Pickup on South Street
d. Samuel Fuller (1953)
The Criterion Collection

Samuel Fuller always manages to make me feel like I’m standing in the picture, and usually in an uncomfortable but oh-so welcome way. Pickup on South Street begins in a miserably in a crowded subway car. It stops and jerks to a start, passengers cringe as they bunch together and try to endure the trip. People try to avoid eye contact, nonchalantly pretend they’re okay standing up against a complete stranger.

But something else is happening, and Fuller’s camera captures it in a way that both moves the narrative forward and develops the seedy world we’ll be inhabiting throughout the film.

Two men are not keeping to themselves. They look freely around the car. It’s creepy. It’s even creepier when we realize the person they seem to be watching most often is a woman (Jean Peters) who appears to be on her own. We don’t know why they are watching her. At times it seems she is aware of their gaze . . . probably because she is used to men looking at her.

Then, at one of the stops, a man (Richard Widmark) gets on the subway car and slowly makes his way through the crowd to stand next to the woman. Finally she doesn’t look so alone and vulnerable to the other men who watch them. They don’t talk, but way they look at each other suggests some kind of intimacy. Or, at least, some willingness to be flagrantly open to observe and be observed on the subway car — maybe Widmark’s character is just another creep.

It’s a remarkably ambiguous opening scene, filled with intrigue and tension.
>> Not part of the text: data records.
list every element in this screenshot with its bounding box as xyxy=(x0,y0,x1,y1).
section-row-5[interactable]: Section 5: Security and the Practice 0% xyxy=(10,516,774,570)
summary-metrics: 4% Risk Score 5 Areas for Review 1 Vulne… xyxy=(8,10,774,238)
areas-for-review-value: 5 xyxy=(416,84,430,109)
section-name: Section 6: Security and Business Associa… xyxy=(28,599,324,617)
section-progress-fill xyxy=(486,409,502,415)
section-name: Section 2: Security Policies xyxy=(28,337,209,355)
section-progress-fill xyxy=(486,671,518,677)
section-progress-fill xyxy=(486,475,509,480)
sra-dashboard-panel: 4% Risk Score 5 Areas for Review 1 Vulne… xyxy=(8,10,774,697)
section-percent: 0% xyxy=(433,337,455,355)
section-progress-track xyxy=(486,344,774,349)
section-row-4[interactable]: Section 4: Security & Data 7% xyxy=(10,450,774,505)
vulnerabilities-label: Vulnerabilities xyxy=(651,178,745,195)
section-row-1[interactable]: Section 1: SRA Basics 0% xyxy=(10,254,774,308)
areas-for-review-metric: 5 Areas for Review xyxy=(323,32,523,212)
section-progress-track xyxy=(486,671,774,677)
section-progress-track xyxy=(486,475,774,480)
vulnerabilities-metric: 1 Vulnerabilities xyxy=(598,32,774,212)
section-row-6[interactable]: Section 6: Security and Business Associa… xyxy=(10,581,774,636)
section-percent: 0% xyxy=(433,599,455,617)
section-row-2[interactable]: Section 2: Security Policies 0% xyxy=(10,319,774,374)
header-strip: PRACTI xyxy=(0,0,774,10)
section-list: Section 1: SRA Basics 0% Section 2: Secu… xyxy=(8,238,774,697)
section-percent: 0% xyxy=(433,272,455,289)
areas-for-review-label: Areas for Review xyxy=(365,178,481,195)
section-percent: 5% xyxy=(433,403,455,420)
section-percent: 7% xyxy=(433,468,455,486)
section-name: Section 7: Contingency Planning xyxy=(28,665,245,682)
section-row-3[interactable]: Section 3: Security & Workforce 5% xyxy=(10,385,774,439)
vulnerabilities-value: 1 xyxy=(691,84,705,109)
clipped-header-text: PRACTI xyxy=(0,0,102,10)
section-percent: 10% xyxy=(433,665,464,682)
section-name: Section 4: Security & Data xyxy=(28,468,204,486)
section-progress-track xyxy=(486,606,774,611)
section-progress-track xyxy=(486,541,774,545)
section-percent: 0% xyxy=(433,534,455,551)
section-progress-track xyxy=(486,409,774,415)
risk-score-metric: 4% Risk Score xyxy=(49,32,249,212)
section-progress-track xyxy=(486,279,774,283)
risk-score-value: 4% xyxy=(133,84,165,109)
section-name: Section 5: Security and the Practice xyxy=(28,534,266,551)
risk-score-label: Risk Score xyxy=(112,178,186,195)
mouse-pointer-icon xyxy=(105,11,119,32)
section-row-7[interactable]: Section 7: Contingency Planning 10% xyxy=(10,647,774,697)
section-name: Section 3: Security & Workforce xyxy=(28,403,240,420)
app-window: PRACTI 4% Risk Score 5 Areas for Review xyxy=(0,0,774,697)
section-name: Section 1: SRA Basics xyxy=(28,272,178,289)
The story takes off momentarily when Widmark’s character dips his hand into the woman’s purse and removes something, folds it up in his newspaper, and escapes the prison-like subway car.

Again, we don’t know the relationship between the man and woman. Was this a deliberate hook-up and hand-off or did the man just pick the woman’s pocket? We find out soon enough; the woman gets to her destination and discovers whatever she had in her purse is missing — she is hit with a wave of dread. It turns out she was a lone woman riding the subway after all. She was aware of the men looking at her, but clearly she is no stranger to inappropriately interested men. And that man we thought might be a friend, or at least friendly? A petty crook willing to snatch whatever he can find in a woman’s purse.

The other two men on the train, it turns out, are police officers. Somehow they knew the woman was transporting something, but they failed to catch the pickpocket. To find out who it was they call upon someone who has always dwelled just underneath the lower rung of society: a woman named Moe, played by the immensely talented Thelma Ritter. Just look at how Fuller frames this image so that she dominates the head policeman:

Thelma Ritter dominates the entire film, providing nuance and heart to someone whose main goal in life is to make enough money to avoid being tossed in a potter’s field when she dies. Someone with her connections and that stark view on life can be valuable to the police. She knows the thief: Widmark’s lowlife pickpocket is Skip McCoy, a criminal who is a thorn in the side of more than a few of the other policemen.

Skip lives on the absolute outskirts of society in an old bait shop placed over the East River.

There he sleeps, drinks, and hides whatever pocket change he lifted during the day.

But he didn’t intend to steal anything too interesting from the woman, who, we learn when she confesses to her ex-boyfriend that she has lost whatever he had her transporting, is named Candy. And so Skip and Candy enter each other’s lives.

The film is dark in so many ways, each captured masterfully by Fuller. Because of his skill in coming up with a gritty story and then shooting it, Pickup on South Street is infinitely rewatchable.

This new Criterion release is sourced from a new 4K restoration of the film, and it looks wonderful. The supplements are somewhat familiar if you watched the original Criterion DVD, but there is also a new interview with noir (and film in general) expert Imogen Sara Smith. I always look forward to her work, and this supplement — which runs a half hour — is alone well worth the upgrade. She has a wealth of knowledge about the film and its principals, and she shares it enthusiastically.

This is definitely a release to consider if you’re looking for something to pick up in the Barnes and Nobel sale. I’ll recommend it year round, though!